In 1999, Greene traveled to Botswana and South Africa on behalf of the United States Information Agency to encourage young voters to participate in the upcoming elections.

Greene served on the Credentials Committee for the 2004 Democratic National Convention in Boston, Massachusetts. After the 2004 elections, Greene was appointed by Terry McAuliffe, DNC Chairman, to serve on the Commission on Presidential Timing and Scheduling. The Commission concluded its work in December 2005 and submitted its report to DNC Chairman, Howard Dean. To address diversity, representation, and participation issues in a meaningful way, the Commission recommended that there be an additional one or two first-tier caucuses inserted between the Iowa caucus and the New Hampshire primary.

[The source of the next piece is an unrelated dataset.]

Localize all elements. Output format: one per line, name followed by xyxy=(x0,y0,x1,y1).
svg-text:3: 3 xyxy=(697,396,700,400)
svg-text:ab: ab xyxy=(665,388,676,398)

Throughout her career, she has worked with the media to build high-profile social justice campaigns. A commentator on Fox News, CNN, MSNBC and elsewhere, Greene served as president of Rock the Vote from 2000-2005 where membership grew from 1,500 to 1 million, 1.4 million new voters were registered, over 200 celebrities volunteered their support and youth voter turnout increased 11%, the highest increase ever recorded in between two presidential elections.

Greene is a former National Director of Project Vote, the 501c3 voter registration arm of Association of Community Organizations for Reform Now (ACORN).

From 2009-2010, Greene was president of Women's Media Center, a 501(c)(3) nonprofit media advocacy organization founded in 2005 by Jane Fonda, Robin Morgan, and Gloria Steinem.

In 2010, Greene was appointed by Secretary of State Hillary Clinton to serve on the U.S. National Commission for UNESCO.

Greene co-founded Define American in June 2011 with Jose Antonio Vargas, Jake Brewer, and Alicia Menendez. Define American seeks to elevate the conversation on immigration reform.

In 2013, she joined forces with the Founders of WakaWaka, Camille van Gestel and Maurits Groen to bring attention to their award-winning Wakawaka light and raise awareness about energy poverty. In 2014, she became president of WakaWaka North America and after Groen and van Gestel stepped down as co-CEOs, she was appointed Interim CEO of WakaWaka in 2015.

She was a member of the Citizen's Debate Commission and previously served on the board of directors of the American Prospect Magazine; Demos; Youth Vote Coalition; The Entrepreneurial Development Institute (TEDI). She has also served as an advisory board member of the Partnership for Public Service; Campus Green Vote; Vote for America; The White House Project's Vote-Run-Lead Project; and Freedom's Answer. Greene was a co-founder and board member of the 2030 Center, an economic and public policy organization for young adults.

Greene was a founder and managing partner of Urban Hang Suite, a party promotion and early social networking company that specialized in connecting African American professionals in Washington, D.C.

==In the news==
Greene is a paid Fox News Channel contributor with frequent appearances on Fox News and Fox Business. She has appeared on numerous television and radio programs, including The O'Reilly Factor, MTV News, The Daily Show, Anderson Cooper 360, Dennis Miller Live, CBS Evening News, NBC Nightly News, Bloomberg Television, NPR's News & Notes, Democracy Now!, Tucker Carlson Tonight, and The Tavis Smiley Show.

On the edition of May 4, 2012 of America Live, Greene referred to fellow debater Tucker Carlson as a "bow-tying white boy", in a discussion about Massachusetts Senate candidate Elizabeth Warren's decision to list herself as a member of a racial minority in the Association of American Law Schools desk book, a directory of law professors, in the 1980s and 1990s, because her great-great-great-grandmother was listed as Cherokee. Host Megyn Kelly later apologized to Carlson and her audience for the remark on behalf of the program, calling it "an inappropriate name" that was "not consistent with our standards".

Greene has received the National Conference for Community and Justice's Community Service Award, the American Association of University Women's Women of Distinction Award, and the National Council for Research on Women's Women Making a Difference Award. Essence magazine has named Greene among its "40 Women Under 40 Shaping the World" and "35 Most Beautiful and Remarkable Women in the World".